Stand - An aggregation of trees occupying a specific area and sufficiently uniform in composition, age, arrangement and condition so that it is distinguishable from the forest in adjoining areas. Stands are the basic management unit in silviculture.+

Symbiotic - A mutually beneficial association between two or more organisms. The living together in intimate association of two dissimilar organisms, so that the cohabitation is mutually beneficial. *

Trembling Aspen - The most widely distributed tree in North America, with a narrow, rounded crown of thin foliage. The name refers to the leaves, which in the slightest breeze tremble on their flattened leaf stalks. Principle uses of the wood include pulpwood, boxes, furniture parts, matches and particle board.^

Vegetation - The general cover of plants growing on the landscape.*

White Ash - A large tree with a straight trunk and dense, conical or rounded crown of foliage with whitish lower surfaces.
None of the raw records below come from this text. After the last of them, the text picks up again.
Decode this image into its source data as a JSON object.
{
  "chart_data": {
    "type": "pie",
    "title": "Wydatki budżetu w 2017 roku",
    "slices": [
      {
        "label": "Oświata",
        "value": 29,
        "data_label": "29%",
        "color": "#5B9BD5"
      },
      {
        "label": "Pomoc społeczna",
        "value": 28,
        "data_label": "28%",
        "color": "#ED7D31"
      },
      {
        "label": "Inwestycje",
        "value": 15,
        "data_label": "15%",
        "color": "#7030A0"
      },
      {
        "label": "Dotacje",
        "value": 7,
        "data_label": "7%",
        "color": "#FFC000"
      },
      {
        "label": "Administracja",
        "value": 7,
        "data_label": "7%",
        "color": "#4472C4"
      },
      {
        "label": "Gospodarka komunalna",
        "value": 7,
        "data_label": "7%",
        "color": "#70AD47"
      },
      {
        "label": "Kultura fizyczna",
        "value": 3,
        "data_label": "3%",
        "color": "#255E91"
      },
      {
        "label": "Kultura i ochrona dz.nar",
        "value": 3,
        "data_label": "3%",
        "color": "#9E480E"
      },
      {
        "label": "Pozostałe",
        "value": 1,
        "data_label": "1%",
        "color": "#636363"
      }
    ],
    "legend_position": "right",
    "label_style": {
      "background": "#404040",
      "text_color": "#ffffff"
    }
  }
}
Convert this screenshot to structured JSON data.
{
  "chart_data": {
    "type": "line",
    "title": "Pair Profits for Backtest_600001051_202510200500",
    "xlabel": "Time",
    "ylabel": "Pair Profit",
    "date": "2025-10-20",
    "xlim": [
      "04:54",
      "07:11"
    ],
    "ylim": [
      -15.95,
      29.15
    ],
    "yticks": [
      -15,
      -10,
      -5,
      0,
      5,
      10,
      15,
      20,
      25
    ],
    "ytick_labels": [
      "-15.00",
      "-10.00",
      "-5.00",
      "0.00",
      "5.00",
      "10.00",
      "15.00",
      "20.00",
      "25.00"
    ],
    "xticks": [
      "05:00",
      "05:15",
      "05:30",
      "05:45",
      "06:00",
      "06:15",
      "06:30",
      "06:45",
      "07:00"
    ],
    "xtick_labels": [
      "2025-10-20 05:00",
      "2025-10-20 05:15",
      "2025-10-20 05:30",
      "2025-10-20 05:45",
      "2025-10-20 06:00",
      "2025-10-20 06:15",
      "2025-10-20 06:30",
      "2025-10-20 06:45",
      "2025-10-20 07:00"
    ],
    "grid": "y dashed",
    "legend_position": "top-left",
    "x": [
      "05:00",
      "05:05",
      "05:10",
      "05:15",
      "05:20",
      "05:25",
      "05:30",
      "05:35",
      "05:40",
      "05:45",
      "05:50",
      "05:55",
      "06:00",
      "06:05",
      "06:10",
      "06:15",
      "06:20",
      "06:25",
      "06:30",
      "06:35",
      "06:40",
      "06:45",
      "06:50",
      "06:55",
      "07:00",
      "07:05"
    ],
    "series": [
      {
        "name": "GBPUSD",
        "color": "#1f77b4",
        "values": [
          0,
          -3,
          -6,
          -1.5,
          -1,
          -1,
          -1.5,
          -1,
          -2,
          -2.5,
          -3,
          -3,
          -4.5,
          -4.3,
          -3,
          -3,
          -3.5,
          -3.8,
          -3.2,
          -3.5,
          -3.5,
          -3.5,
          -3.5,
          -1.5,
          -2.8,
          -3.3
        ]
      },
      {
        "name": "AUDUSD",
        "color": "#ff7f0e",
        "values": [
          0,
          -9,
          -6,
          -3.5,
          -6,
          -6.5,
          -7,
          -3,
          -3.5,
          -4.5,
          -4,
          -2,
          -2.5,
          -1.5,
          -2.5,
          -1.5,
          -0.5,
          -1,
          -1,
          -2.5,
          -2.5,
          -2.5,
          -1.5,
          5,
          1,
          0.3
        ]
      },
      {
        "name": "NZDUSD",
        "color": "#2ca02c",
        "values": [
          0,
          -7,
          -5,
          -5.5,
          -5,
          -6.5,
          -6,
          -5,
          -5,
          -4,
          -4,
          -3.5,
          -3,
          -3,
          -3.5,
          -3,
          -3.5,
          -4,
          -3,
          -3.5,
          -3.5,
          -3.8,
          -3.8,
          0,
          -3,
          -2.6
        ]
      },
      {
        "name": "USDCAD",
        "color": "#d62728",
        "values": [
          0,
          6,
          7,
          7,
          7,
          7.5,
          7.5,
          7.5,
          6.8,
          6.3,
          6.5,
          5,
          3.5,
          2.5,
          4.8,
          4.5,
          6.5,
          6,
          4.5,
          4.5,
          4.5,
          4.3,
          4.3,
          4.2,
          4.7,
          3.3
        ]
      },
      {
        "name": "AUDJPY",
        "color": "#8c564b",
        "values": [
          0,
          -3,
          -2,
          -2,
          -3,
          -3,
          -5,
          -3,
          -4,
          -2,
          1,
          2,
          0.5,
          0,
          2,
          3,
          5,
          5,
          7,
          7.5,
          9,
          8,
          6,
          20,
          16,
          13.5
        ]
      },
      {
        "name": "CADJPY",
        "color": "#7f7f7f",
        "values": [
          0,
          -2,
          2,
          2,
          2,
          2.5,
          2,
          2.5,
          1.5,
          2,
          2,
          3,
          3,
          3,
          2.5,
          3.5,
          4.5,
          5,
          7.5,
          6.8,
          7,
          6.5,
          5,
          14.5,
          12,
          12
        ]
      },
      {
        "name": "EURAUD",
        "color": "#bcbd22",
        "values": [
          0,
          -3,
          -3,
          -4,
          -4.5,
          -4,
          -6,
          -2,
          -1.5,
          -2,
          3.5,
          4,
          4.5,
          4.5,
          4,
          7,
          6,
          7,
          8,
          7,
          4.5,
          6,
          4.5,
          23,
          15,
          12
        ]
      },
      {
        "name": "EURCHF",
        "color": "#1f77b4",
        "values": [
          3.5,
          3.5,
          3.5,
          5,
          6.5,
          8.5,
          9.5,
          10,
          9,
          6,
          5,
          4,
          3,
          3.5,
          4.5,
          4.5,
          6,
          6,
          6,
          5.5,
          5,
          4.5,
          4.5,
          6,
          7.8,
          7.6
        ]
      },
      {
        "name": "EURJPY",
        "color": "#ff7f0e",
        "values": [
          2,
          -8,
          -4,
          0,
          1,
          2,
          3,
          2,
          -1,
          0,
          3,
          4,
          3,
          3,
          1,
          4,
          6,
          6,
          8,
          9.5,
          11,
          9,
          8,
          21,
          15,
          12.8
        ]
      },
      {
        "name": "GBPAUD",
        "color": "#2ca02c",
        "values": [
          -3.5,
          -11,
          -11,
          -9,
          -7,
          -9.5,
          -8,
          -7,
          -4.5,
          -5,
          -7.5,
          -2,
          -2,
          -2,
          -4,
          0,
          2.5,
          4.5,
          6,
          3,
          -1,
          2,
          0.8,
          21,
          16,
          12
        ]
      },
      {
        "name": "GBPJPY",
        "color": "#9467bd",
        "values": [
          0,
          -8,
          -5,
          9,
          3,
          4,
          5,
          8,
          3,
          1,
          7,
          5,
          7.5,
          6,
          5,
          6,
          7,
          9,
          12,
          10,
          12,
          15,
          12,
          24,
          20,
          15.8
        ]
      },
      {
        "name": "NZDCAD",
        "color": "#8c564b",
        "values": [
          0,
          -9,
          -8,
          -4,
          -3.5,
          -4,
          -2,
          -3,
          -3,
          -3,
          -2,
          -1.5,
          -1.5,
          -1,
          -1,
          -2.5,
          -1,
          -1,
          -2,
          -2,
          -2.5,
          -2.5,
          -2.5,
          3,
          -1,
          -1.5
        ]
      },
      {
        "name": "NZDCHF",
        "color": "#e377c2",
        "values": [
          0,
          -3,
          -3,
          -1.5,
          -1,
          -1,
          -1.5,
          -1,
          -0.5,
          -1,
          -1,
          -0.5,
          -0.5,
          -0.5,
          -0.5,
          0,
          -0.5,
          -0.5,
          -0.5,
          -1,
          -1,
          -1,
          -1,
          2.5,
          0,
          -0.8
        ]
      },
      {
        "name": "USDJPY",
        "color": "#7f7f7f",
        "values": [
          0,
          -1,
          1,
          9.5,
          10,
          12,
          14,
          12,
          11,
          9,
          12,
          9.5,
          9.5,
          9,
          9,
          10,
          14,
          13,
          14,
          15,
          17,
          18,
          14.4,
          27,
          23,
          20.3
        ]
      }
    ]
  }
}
The wood of White Ash is particularly suited for making baseball bats, tennis racquets, hockey sticks, polo mallets, oars and playground equipment.^

White Spruce - A tree with rows of horizontal branches forming a conical crown. The foremost pulpwood and generally the most important commercial tree species in Canada. As well as providing lumber for construction, the wood is valued for piano sounding boards, violins and other musical instruments.^

White Pine - The largest Northeastern conifer, a magnificent evergreen tree with a straight trunk and a crown of horizontal branches, one row added a year, becoming broad and irregular. Formerly the most valued tree of the Northeast, Eastern White Pine is used for construction, millwork, trim and pulpwood. The tall straight trunks were prized for ship masts in the colonial period.^

Wildlife Habitat - The natural environment in which an organism or population lives. Habitat may refer to all the organisms and their physical environment in a particular place.*

Witch-hazel - A slightly aromatic shrub or small tree with a broad, open crown of spreading branches and small yellow flowers in the fall or winter. A myth held that a forked branch of Witch-hazel could be used to locate underground water.^


* Dictionary of Forestry; Co-published by; Presses de l’Universte Laval; 2000

+ Dictionary of Natural Resource Management

^ Eastern Forests: The Audubon Society Nature Guides.